Attempts to quickly force an emergency meeting were apparently rebuffed, even after Abbas sent Erekat to meet with Zanoun. According to Tayseer Khaled, another Executive Committee member, the following exchange took place between Zanoun and Erekat during their meeting Aug. 23. Although the press reported this exchange by quoting Khaled, it is not clear how he was privy to it:

Erekat:  If the PNC [meeting] is held, it can decide anything it wants including to change the entire Executive Committee.

Zanoun:  That is true if it were a regular meeting. However, if it is an emergency meeting, the laws prevail, and the bylaws are clear that an emergency meeting can only result in one thing, which is to elect replacements for the members who resigned.

Quba’a explained that there are 766 PNC delegates who have been members since the last regular meeting in 1996. At present, according to Quba’a, the PNC staff in Amman, numbering 70, will work hard to organize a regular meeting in Ramallah, as Abbas wishes, even though it will be difficult. To hold a regular PNC meeting, 474 members must attend according to PLO Executive Committee member Ahmad Majdalani.

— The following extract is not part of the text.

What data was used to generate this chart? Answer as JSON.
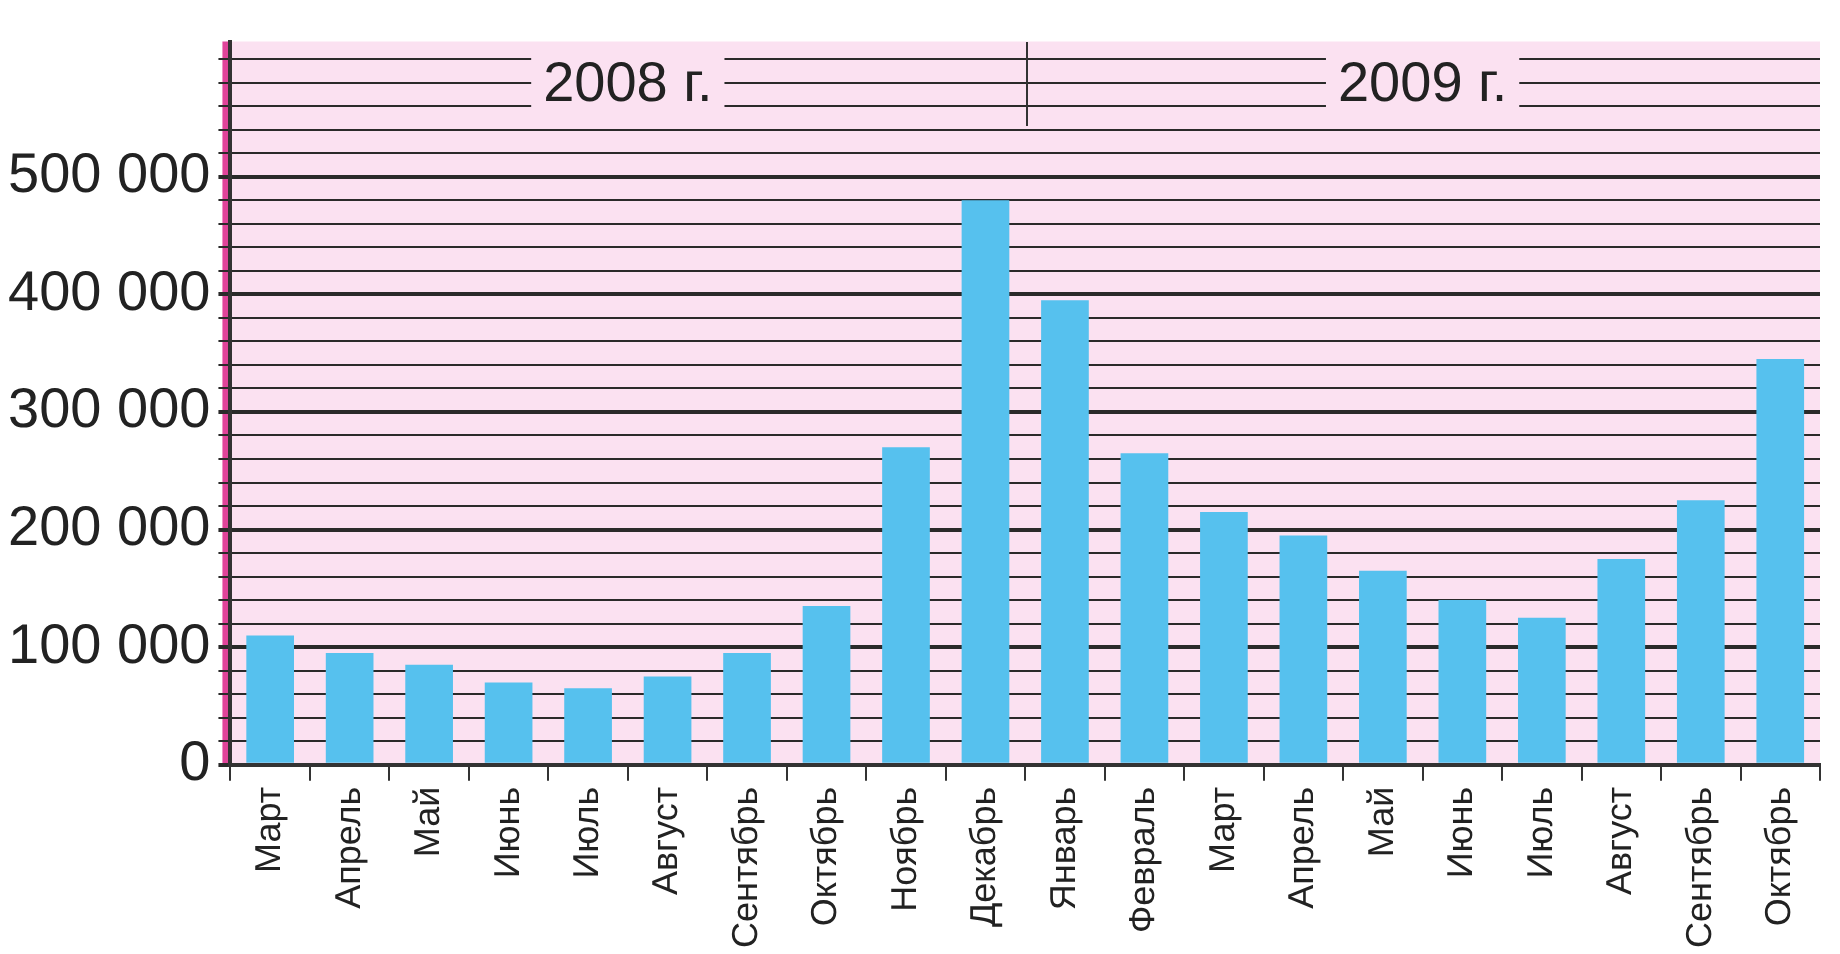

According to Al-Arabi al-Jadid, 353 PNC members are based in the West Bank and 160 in Gaza, which is under Hamas control. If the Islamist movement is not planning to attend, it is unlikely that it will accommodate the exit of the Gaza-based PNC members. A further 60 PNC members are based in Jordan, and the Palestinian government will most likely accommodate their travel across Israeli-controlled King Hussein Bridge. Others from other parts of the world might not be able to attend on short notice.

Abbas and Zanoun are discussing Sept. 12, 14 or 17 as possible dates for a regular PNC session, which would allow Abbas to attend the UN General Assembly meeting, which opens Sept. 15 and continues until early October.

The comings and goings at Zanoun’s Amman villa have given new impetus to a decaying movement and PNC. The popular Palestinian Ma’an News Agency reported Aug. 23 that the latest move by Abbas has provided the PNC “action and suspense,” but it is unlikely that Palestinians will witness any major changes to the national strategy of the Palestinian movement resulting from a regular meeting of its parliament in exile.

The absence of major segments of the Palestinian movement — namely, Hamas and the Islamic Jihad — will mean that the upcoming meeting will be more a meeting of PLO loyalists close to Abbas rather than a genuine meeting of all Palestinian leaders and activists.